CIMA
CIMA is the
CMS Instrument for Masterclass Analysis, a special piece of PHP software used for CMS Masterclasses. It's not part of the CMS e-Lab, but it is web-accessible and included with the website code.
CIMA in Use
During a CMS Masterclass, participants use the iSpy event display to view a series of CMS particle collision events while using CIMA to record and graph their observations. The Masterclass proctors guide participants through identifying the set of leptons (e or μ) visible in the detector and then using this final state to infer the unseen primary state boson that produced it (Z, W, Higgs, etc.). After examining multiple events, participants plot the invariant mass of Z-type events into a histogram; if all goes as intended, they will see a peak at the Z mass. The experience illustrates how fundamental particles are observed and measured using accelerator data.
Masterclass Session and Locations
Masterclass sessions may be hosted from anywhere in the world, and they generally involve multiple groups from multiple locations joined via video link. Participants are typically high school students (or the local equivalent) and their teachers.
On the front page (
index.php), participants first choose their Masterclass session from the "Choose your Masterclass" column. For example,
CERN-10Mar2017
would refer to a CMS Masterclass hosted from CERN on March 10, 2017. Once selected, users will then see the "Choose your location" column. Although it probably no longer exists as you read this,
CERN-10Mar2017
had groups of participants in Debrecen (Hungary), Lyon (France), Palaiseau (France), São Paulo
SPRACE (Brazil) and Zagreb (Croatia). Users select the appropriate option for their location (
Debrecen2017
,
LyonB2017
, etc.) from this column.
Data Groups and Events
As of Q1 2017, CIMA and iSpy use 10,000 CMS detector events divided into 100 groups of 100 events each. After choosing their location, users will then be able to see which data groups are assigned to them. Selecting a group opens
fillOut.php, which is where much of the work is done during the Masterclass.
During the session, participants use the iSpy event display (accessible through a link in the upper-right of the page) to work their way through the 100 events in the data group that they've selected. iSpy maintains the same group/event numbering system as CIMA so that users can select the same data event in both iSpy and the particle selection table of
fillOut.php
. iSpy shows a transparent model of the CMS detector along with a reconstruction of the tracks observed in the selected event.

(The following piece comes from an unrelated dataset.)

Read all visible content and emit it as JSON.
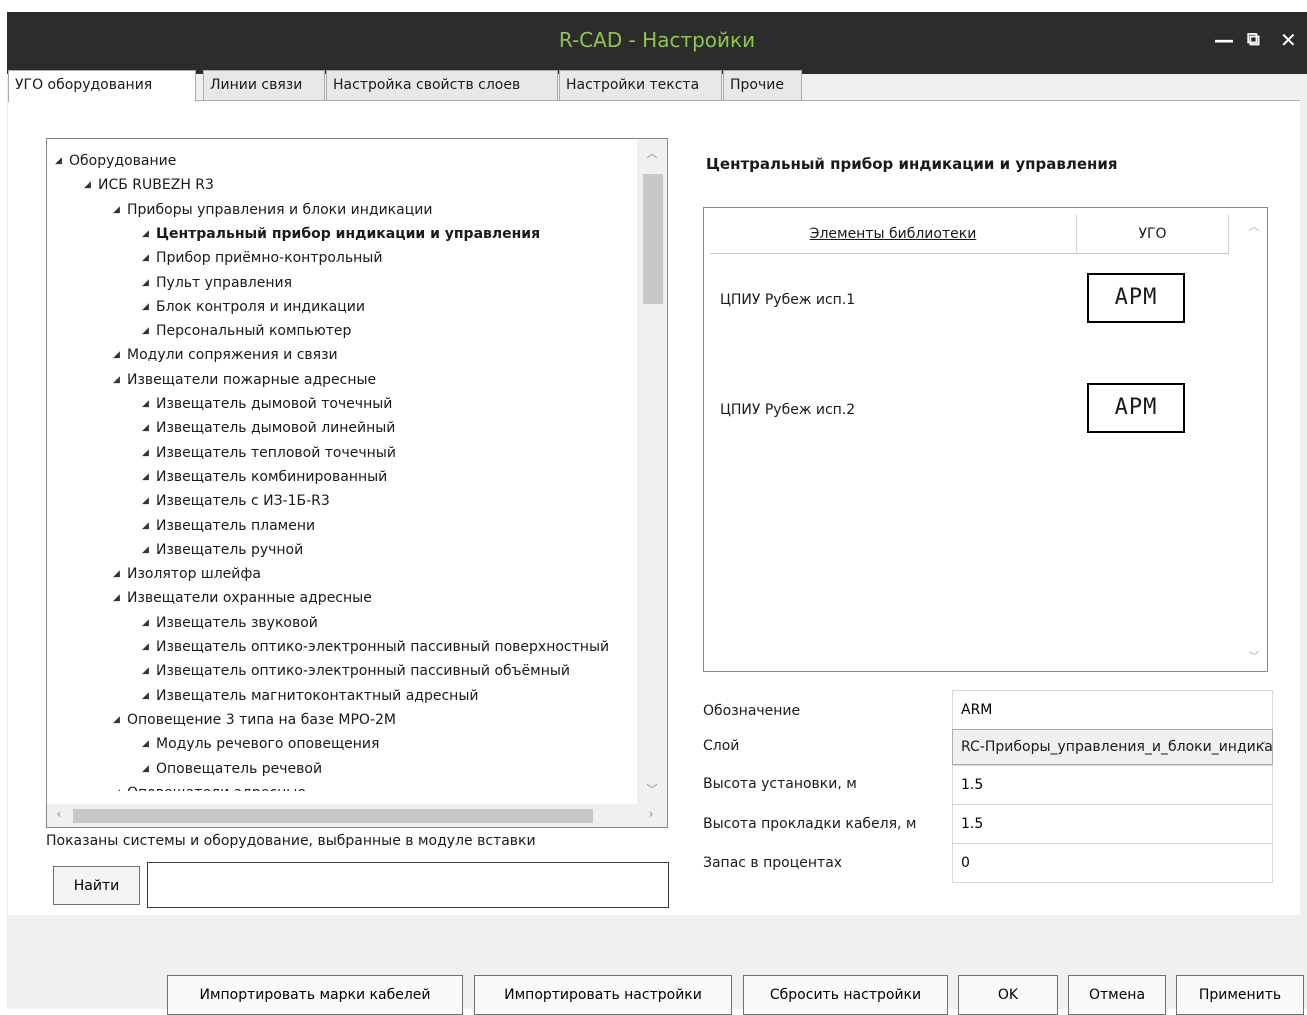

The most salient feature of the collision shown in the event display are the electron and muon tracks. Users identify which type of lepton appears in a given event according to their paths and which part of the detector they appear in, and they select it from the "final state" section of the CIMA particle selection panel. Next, users infer what type of primary state boson decayed into this observed final state using various physical principles. For example, charge conservation dictates that charged bosons (W±) can decay only into odd numbers of electrons or muons (or their antiparticles), while neutral bosons (Z, Higgs, etc.) must decay evenly into lepton/antilepton pairs. Users select their choice from the "primary state" section of the CIMA particle selection panel.
Particle Selection
The options given for "primary state" are W+, W-, W, NP, Higgs, and Zoo.
- W+ and W- should be self-explanatory
- W is selected when a user identifies the primary boson as a W but cannot determine the sign of its charge
- NP is selected to indicate a neutral particle: typically a Z, and it used to be "Z," but we changed it to NP to account for the fact that the data includes J/Ψ and Υ events, which are chargeless particles whose decays are similar to Z's at this level of observation
- Higgs is selected if the user believes the event shows the decay of a Higgs boson
- Zoo is selected when the user cannot confidently identify the source of the decay.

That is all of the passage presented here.